Candi ini dibangun dari batu andesit, material yang umum ditemukan di sekitar gunung berapi. Kini, hanya tinggal reruntuhan yang tersisa, namun keberadaan yoni dan arca Nandi (lembu suci) mengukuhkan karakteristik Hindu candi ini.
Lokasi dan Akses Menuju Situs Bersejarah
Candi Gunung Wukir berada di atas bukit di Dataran Kedu, kawasan kaya akan peninggalan sejarah. Pengunjung dapat menjangkaunya dengan berjalan kaki sekitar 300 meter dari Dusun Canggal.
Lokasi candi yang strategis, dekat jalan penghubung Kecamatan Salam dan Ngluwar, memudahkan aksesibilitas. Kawasan ini juga menyimpan situs-situs lain dari era yang sama, seperti Candi Losari, Petirtaan Mantingan, Candi Gunungsari, dan Candi Ngawen.
Sejarah dan Nama Asli Candi Tertua
Candi Gunung Wukir merupakan salah satu candi tertua di Indonesia dengan catatan sejarah yang jelas. Prasasti Canggal, ditemukan tahun 1879, mencatat pembangunannya pada masa pemerintahan Raja Sanjaya sekitar tahun 732 Masehi (654 Saka).
Prasasti tersebut menyebut candi ini sebagai Shiwalingga di Kunjarakunja. Nama Gunung Wukir sendiri berasal dari letaknya di atas bukit.
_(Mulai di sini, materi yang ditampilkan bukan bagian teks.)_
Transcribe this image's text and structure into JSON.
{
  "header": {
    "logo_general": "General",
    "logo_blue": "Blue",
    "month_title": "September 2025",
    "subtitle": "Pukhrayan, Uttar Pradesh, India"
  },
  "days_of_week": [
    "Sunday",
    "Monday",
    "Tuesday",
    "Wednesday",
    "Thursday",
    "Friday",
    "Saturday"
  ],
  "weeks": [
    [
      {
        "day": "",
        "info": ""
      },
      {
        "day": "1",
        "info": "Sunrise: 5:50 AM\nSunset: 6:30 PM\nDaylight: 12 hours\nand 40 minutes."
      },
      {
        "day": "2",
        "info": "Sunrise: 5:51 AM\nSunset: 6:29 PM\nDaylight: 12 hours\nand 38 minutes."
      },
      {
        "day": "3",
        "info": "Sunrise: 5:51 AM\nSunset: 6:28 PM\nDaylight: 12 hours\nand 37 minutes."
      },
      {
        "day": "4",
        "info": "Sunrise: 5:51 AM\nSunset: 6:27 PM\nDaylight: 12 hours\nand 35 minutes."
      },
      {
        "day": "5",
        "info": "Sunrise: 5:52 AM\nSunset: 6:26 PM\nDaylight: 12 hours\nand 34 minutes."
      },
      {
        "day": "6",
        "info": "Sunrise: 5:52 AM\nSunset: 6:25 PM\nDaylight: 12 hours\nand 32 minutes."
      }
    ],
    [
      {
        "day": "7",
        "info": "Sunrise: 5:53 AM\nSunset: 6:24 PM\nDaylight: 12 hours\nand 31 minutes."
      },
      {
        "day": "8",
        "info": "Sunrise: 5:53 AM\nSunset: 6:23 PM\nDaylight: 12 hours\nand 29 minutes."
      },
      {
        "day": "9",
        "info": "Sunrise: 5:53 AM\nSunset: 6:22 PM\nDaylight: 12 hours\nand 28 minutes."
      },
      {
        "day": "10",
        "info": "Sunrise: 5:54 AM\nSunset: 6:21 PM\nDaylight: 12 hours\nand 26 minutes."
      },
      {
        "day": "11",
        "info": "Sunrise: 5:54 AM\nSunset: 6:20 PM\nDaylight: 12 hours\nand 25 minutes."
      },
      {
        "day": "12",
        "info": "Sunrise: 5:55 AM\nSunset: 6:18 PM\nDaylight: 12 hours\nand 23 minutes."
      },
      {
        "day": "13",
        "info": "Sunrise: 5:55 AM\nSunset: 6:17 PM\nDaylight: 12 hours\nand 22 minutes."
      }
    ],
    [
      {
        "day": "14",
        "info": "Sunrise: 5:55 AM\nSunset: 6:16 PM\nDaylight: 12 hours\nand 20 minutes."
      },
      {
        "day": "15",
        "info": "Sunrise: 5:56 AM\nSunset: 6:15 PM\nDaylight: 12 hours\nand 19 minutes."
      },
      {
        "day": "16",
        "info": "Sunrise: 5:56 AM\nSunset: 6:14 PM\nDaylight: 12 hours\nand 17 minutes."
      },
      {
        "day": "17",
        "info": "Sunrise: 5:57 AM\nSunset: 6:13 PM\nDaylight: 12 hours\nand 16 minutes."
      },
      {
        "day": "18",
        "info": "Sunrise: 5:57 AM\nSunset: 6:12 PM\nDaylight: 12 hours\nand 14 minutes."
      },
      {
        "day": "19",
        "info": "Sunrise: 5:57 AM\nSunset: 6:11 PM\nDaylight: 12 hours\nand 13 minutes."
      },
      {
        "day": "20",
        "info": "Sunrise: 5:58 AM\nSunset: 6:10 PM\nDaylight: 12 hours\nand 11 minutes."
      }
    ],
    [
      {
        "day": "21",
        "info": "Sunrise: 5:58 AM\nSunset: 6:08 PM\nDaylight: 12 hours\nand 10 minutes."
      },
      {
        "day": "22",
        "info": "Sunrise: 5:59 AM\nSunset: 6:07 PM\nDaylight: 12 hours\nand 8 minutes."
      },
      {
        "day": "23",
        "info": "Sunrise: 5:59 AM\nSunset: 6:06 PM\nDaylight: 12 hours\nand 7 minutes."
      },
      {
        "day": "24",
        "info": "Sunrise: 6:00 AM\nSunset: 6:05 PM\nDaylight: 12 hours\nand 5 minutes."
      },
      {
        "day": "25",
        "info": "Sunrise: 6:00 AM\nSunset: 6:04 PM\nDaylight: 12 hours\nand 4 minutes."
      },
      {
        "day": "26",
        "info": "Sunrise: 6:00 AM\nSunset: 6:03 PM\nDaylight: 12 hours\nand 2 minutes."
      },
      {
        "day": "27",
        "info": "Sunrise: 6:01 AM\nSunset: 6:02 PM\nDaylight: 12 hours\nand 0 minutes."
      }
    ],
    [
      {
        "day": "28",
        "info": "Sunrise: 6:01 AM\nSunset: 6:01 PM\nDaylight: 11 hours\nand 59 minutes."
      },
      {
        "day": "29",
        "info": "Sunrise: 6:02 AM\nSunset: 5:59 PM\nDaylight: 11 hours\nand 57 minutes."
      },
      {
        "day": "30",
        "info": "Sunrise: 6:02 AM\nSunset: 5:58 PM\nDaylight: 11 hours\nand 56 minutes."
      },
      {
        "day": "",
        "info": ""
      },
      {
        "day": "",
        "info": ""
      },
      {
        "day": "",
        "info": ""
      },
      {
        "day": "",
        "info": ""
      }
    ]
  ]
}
Kompleks candi seluas sekitar 50 x 50 meter ini juga menyimpan lingga, yoni (satu besar dan dua kecil), serta arca Nandi.
Bahan Bangunan dan Penyebab Kerusakan
Candi-candi di Kabupaten Magelang umumnya terbuat dari batu andesit, dengan batu putih sebagai elemen pelengkap. Batu-batu disusun tanpa perekat, kecuali pada beberapa bagian luar.
Kerusakan parah yang dialami Candi Gunung Wukir disebabkan oleh beberapa faktor. Bencana alam seperti gempa bumi dan letusan gunung berapi, peperangan, dan pemanfaatan kembali material candi oleh masyarakat sekitar menjadi penyebab utama.
Potensi Wisata dan Harapan Pengembangan
Candi Gunung Wukir memiliki potensi besar sebagai destinasi wisata sejarah dan budaya. Lokasinya yang tak jauh dari lereng Gunung Merapi membuatnya ideal untuk paket wisata.
Rofi’i, pelaku wisata Jeep Jurang Jero, Muntilan, berharap kawasan ini dapat menarik lebih banyak wisatawan, sekaligus memperkaya wawasan sejarah pengunjung. Perjalanan menuju candi yang menantang, melewati perkampungan dan rindangnya pohon bambu, menambah daya tarik tersendiri.
Candi Gunung Wukir, sebagai saksi bisu kejayaan Mataram Kuno, tak hanya bernilai sejarah, namun juga memiliki potensi besar untuk menjadi destinasi wisata unggulan di Magelang. Pelestariannya menjadi kunci untuk menjaga warisan budaya bagi generasi mendatang. Penelitian lebih lanjut dan pengembangan infrastruktur pariwisata yang berkelanjutan akan sangat membantu meningkatkan daya tarik dan aksesibilitas situs bersejarah ini.